|
In
1919, Brooklyn-born Louis Marx established Louis Marx &
Co. By offering quality at the lowest price possible, Marx
became very popular with toy buyers. By the 1930s, despite
the Great Depression, he built three new plants in the US,
including one in Glendale, West Virginia that produced toy
cars. Marx also produced and distributed toys in England from
1937 to 1967. Marx continued to grow until the start of World
War II, when the factories converted for the war effort. After
the war, Marx came back as the world's largest manufacturer
of toys. The company grew even stronger into the "Golden
Era" of the 1950s.
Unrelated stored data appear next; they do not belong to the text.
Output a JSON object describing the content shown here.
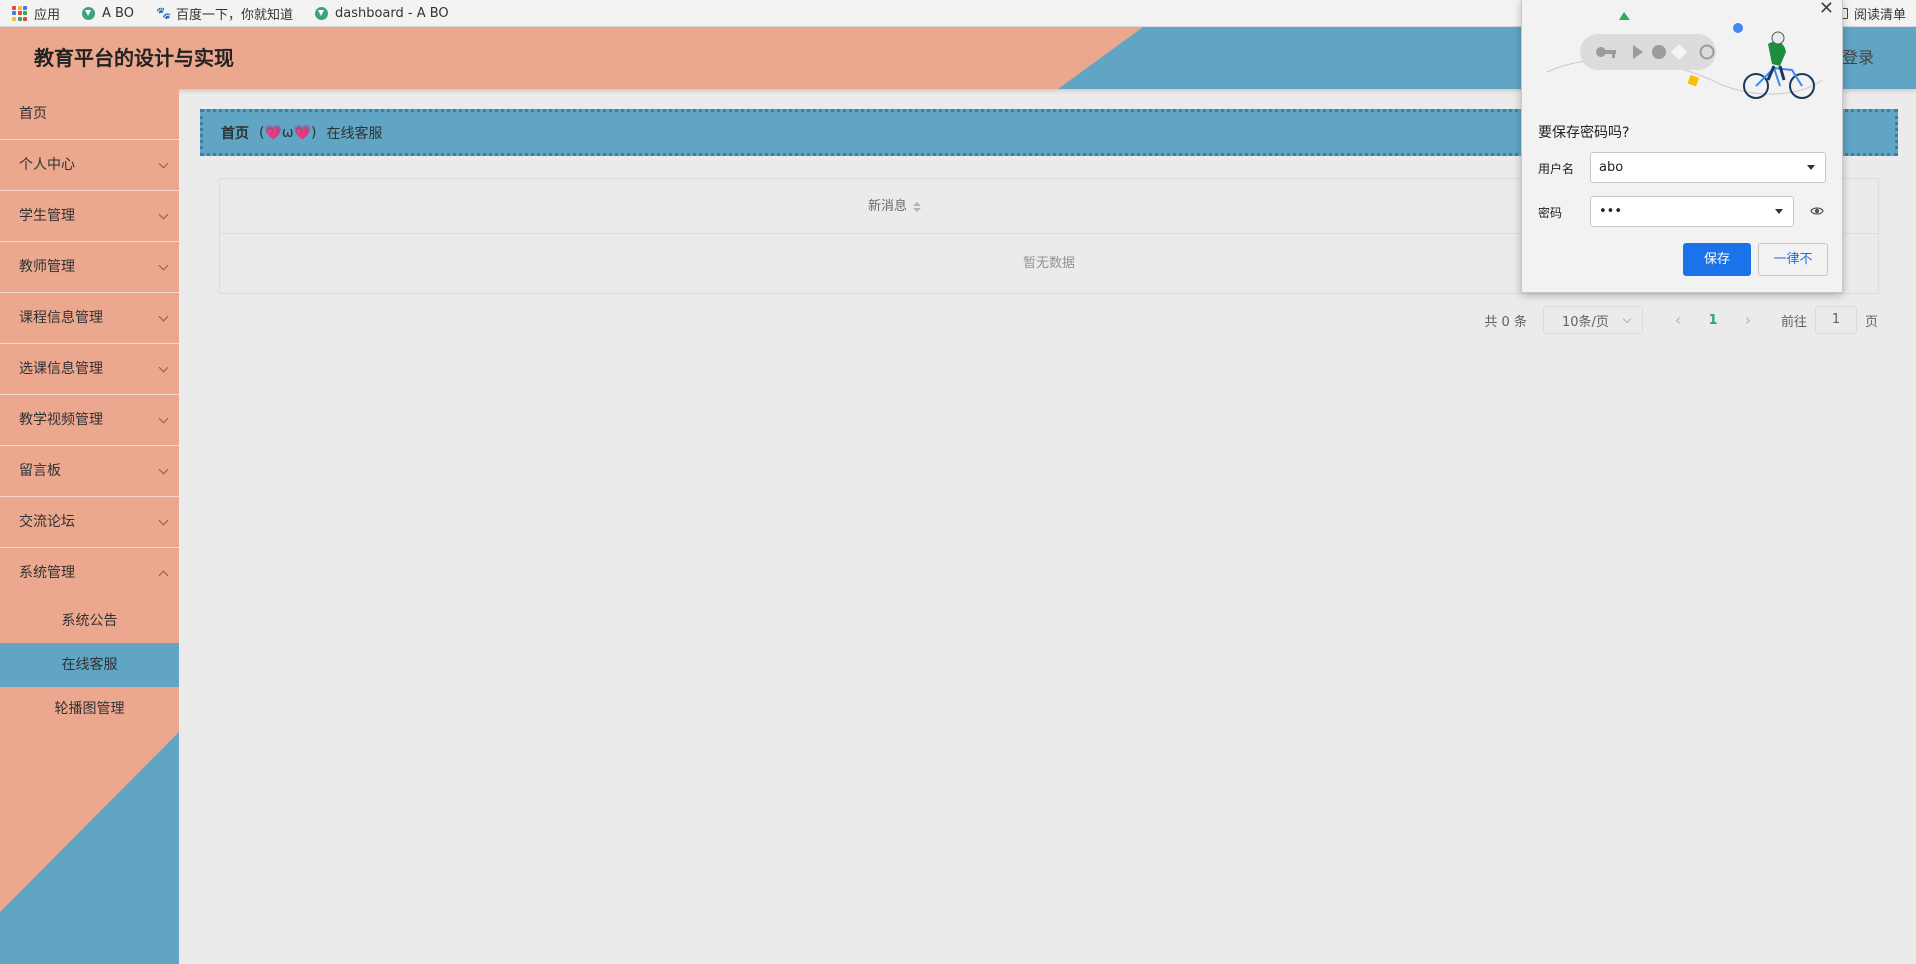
{
  "bookmarks": {
    "apps_label": "应用",
    "items": [
      {
        "label": "A BO",
        "icon": "vue-icon"
      },
      {
        "label": "百度一下，你就知道",
        "icon": "baidu-paw-icon"
      },
      {
        "label": "dashboard - A BO",
        "icon": "vue-icon"
      }
    ],
    "reading_list": "阅读清单"
  },
  "header": {
    "title": "教育平台的设计与实现",
    "login": "登录",
    "colors": {
      "salmon": "#eca88e",
      "blue": "#61a5c5"
    }
  },
  "sidebar": {
    "items": [
      {
        "label": "首页",
        "has_children": false
      },
      {
        "label": "个人中心",
        "has_children": true
      },
      {
        "label": "学生管理",
        "has_children": true
      },
      {
        "label": "教师管理",
        "has_children": true
      },
      {
        "label": "课程信息管理",
        "has_children": true
      },
      {
        "label": "选课信息管理",
        "has_children": true
      },
      {
        "label": "教学视频管理",
        "has_children": true
      },
      {
        "label": "留言板",
        "has_children": true
      },
      {
        "label": "交流论坛",
        "has_children": true
      },
      {
        "label": "系统管理",
        "has_children": true,
        "expanded": true
      }
    ],
    "sub_items": [
      {
        "label": "系统公告",
        "active": false
      },
      {
        "label": "在线客服",
        "active": true
      },
      {
        "label": "轮播图管理",
        "active": false
      }
    ]
  },
  "breadcrumb": {
    "home": "首页",
    "separator": "(💗ω💗)",
    "current": "在线客服"
  },
  "table": {
    "columns": [
      "新消息"
    ],
    "empty_text": "暂无数据"
  },
  "pagination": {
    "total": "共 0 条",
    "page_size": "10条/页",
    "prev": "‹",
    "current_page": "1",
    "next": "›",
    "goto_label": "前往",
    "goto_value": "1",
    "page_suffix": "页"
  },
  "save_password_popup": {
    "close": "✕",
    "title": "要保存密码吗?",
    "username_label": "用户名",
    "username_value": "abo",
    "password_label": "密码",
    "password_value": "•••",
    "save_button": "保存",
    "never_button": "一律不"
  }
}
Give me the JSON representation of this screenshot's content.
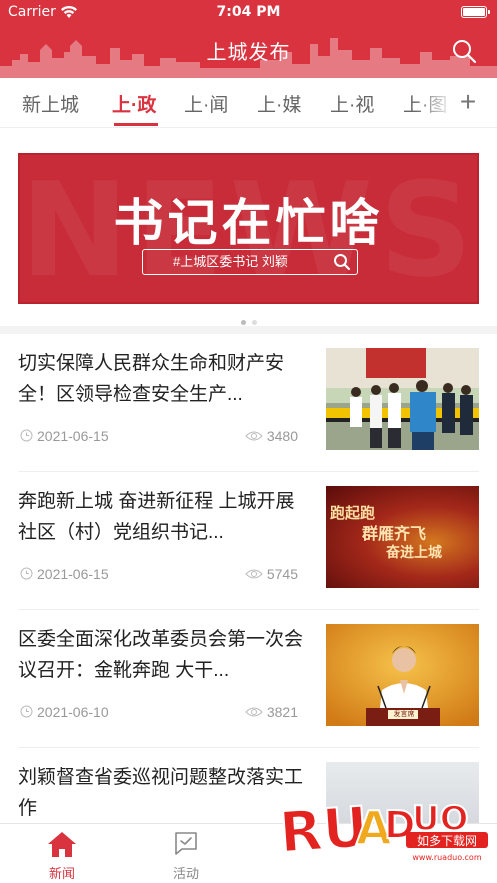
{
  "status_bar": {
    "carrier": "Carrier",
    "time": "7:04 PM"
  },
  "header": {
    "title": "上城发布",
    "search_icon": "search-icon"
  },
  "tabs": [
    {
      "label": "新上城",
      "active": false
    },
    {
      "label": "上·政",
      "active": true
    },
    {
      "label": "上·闻",
      "active": false
    },
    {
      "label": "上·媒",
      "active": false
    },
    {
      "label": "上·视",
      "active": false
    },
    {
      "label": "上·图",
      "active": false
    }
  ],
  "tab_add": "+",
  "banner": {
    "bg_text": "NEWS",
    "heading": "书记在忙啥",
    "tag": "#上城区委书记 刘颖"
  },
  "news": [
    {
      "title": "切实保障人民群众生命和财产安全！区领导检查安全生产...",
      "date": "2021-06-15",
      "views": "3480"
    },
    {
      "title": "奔跑新上城 奋进新征程 上城开展社区（村）党组织书记...",
      "date": "2021-06-15",
      "views": "5745"
    },
    {
      "title": "区委全面深化改革委员会第一次会议召开：金靴奔跑 大干...",
      "date": "2021-06-10",
      "views": "3821"
    },
    {
      "title": "刘颖督查省委巡视问题整改落实工作",
      "date": "",
      "views": ""
    }
  ],
  "thumb_texts": {
    "item2_line1": "跑起跑",
    "item2_line2": "群雁齐飞",
    "item2_line3": "奋进上城",
    "item3_nameplate": "发言席"
  },
  "tabbar": [
    {
      "label": "新闻",
      "icon": "home-icon",
      "active": true
    },
    {
      "label": "活动",
      "icon": "flag-icon",
      "active": false
    }
  ],
  "watermark": {
    "logo": "RUANDUO",
    "cn": "如多下载网",
    "url": "www.ruaduo.com"
  },
  "colors": {
    "brand": "#d9333f",
    "text": "#222222",
    "meta": "#999999"
  }
}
By 1955, Marx produced over 20 percent
of all the toys sold in the U.S., and had factories in ten
different countries, including Japan, with divisions such
as Linemar. In 1979, Louis Marx sold his company to Quaker
Oats. Quaker later sold it to England's Dunbee-Combex, which
soon went bankrupt. American Plastic Equipment of Florida
resurrected the Marx name by acquiring the company's assets
in 1982, and intellectual rights in 1988. By that time, the
value of Marx toys had skyrocketed in the collector markets,
triggering a demand for the toys to be reissued. In 1995,
a new entity, Marx Toy Corporation, was formed in Sebring,
Ohio. The new company has begun manufacturing from molds built
by Marx, hoping to revive some of the earlier magic of Marx.
Louis Marx died in 1982 at the age of 85.